Key Highlights
- Google introduced Flex and Priority service tiers for the Gemini API
- Flex tier provides 50% cost reduction for non-urgent, background processing
- Priority tier costs 75–100% more, delivering enhanced reliability for time-critical applications
- Batch API continues offering 50% savings with latency up to 24 hours
- Caching tier uses token-based pricing tied to storage time
On April 2, Google announced a significant update to its Gemini API pricing structure, introducing five separate service tiers: Standard, Flex, Priority, Batch, and Caching. This enhancement provides developers with greater flexibility to optimize their applications based on performance requirements, budget constraints, and urgency levels.

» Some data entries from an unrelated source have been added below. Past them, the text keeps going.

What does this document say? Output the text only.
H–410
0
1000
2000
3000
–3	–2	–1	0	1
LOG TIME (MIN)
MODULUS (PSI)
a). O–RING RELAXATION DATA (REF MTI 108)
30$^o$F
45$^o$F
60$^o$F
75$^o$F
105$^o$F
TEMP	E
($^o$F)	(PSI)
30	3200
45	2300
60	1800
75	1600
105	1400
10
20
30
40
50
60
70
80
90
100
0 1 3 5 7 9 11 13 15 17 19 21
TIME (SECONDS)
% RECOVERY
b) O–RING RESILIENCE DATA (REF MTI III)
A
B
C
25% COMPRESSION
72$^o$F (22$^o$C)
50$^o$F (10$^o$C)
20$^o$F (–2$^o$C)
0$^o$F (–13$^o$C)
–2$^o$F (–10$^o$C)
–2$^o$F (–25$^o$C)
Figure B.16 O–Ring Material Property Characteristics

The newly introduced Flex tier targets background operations where immediate responses aren’t essential. By leveraging off-peak computing resources, it delivers 50% cost savings compared to standard pricing. Response times typically range between 1 and 15 minutes, though Google provides no guarantees. Ideal applications include CRM data synchronization, computational research tasks, and autonomous agent workflows.
What distinguishes Flex from Google’s current Batch API is its synchronous endpoint architecture. Developers can avoid the complexity of managing file inputs/outputs or monitoring job completion status, while still achieving identical cost benefits.
Conversely, the Priority tier addresses mission-critical, real-time requirements. With pricing 75% to 100% above standard rates, it ensures maximum reliability and rapid response times measured in milliseconds to seconds.
Google positions Priority as ideal for interactive customer service applications, real-time fraud prevention systems, and automated content filtering workflows. When Priority tier usage surpasses allocated limits, excess requests automatically route to the Standard tier instead of failing completely.
Complete Tier Overview
The previously available Batch API continues operating at 50% below standard pricing, accommodating latency periods extending to 24 hours. This option suits extensive offline processing scenarios where timing isn’t critical.
The Caching tier employs pricing calculated from token volume and content retention duration. Google identifies optimal use cases as conversational agents with extensive system prompts, recurring analysis of large multimedia files, or searches across substantial document collections.
Both Flex and Priority tiers utilize an identical service_tier parameter within API calls. Developers can switch between tiers through simple configuration adjustments, with API responses confirming which tier processed each request.
Flex accessibility extends to all paid tier users for GenerateContent and Interactions API calls. Priority availability restricts to Tier 2 and Tier 3 paid accounts on identical endpoints.
Developer Benefits
The standardized interface represents the most significant advancement from this update. Previously, supporting both background and interactive operations required developers to maintain separate synchronous and asynchronous system architectures. The new structure consolidates both workload types through unified synchronous endpoints.
Google positioned this enhancement as supporting its broader AI agent development strategy, acknowledging that these systems frequently require simultaneous handling of both low-priority background tasks and time-sensitive interactive operations.
Gemini API product manager Lucia Loher and engineering lead Hussein Hassan Harrirou announced these changes on April 2, 2026.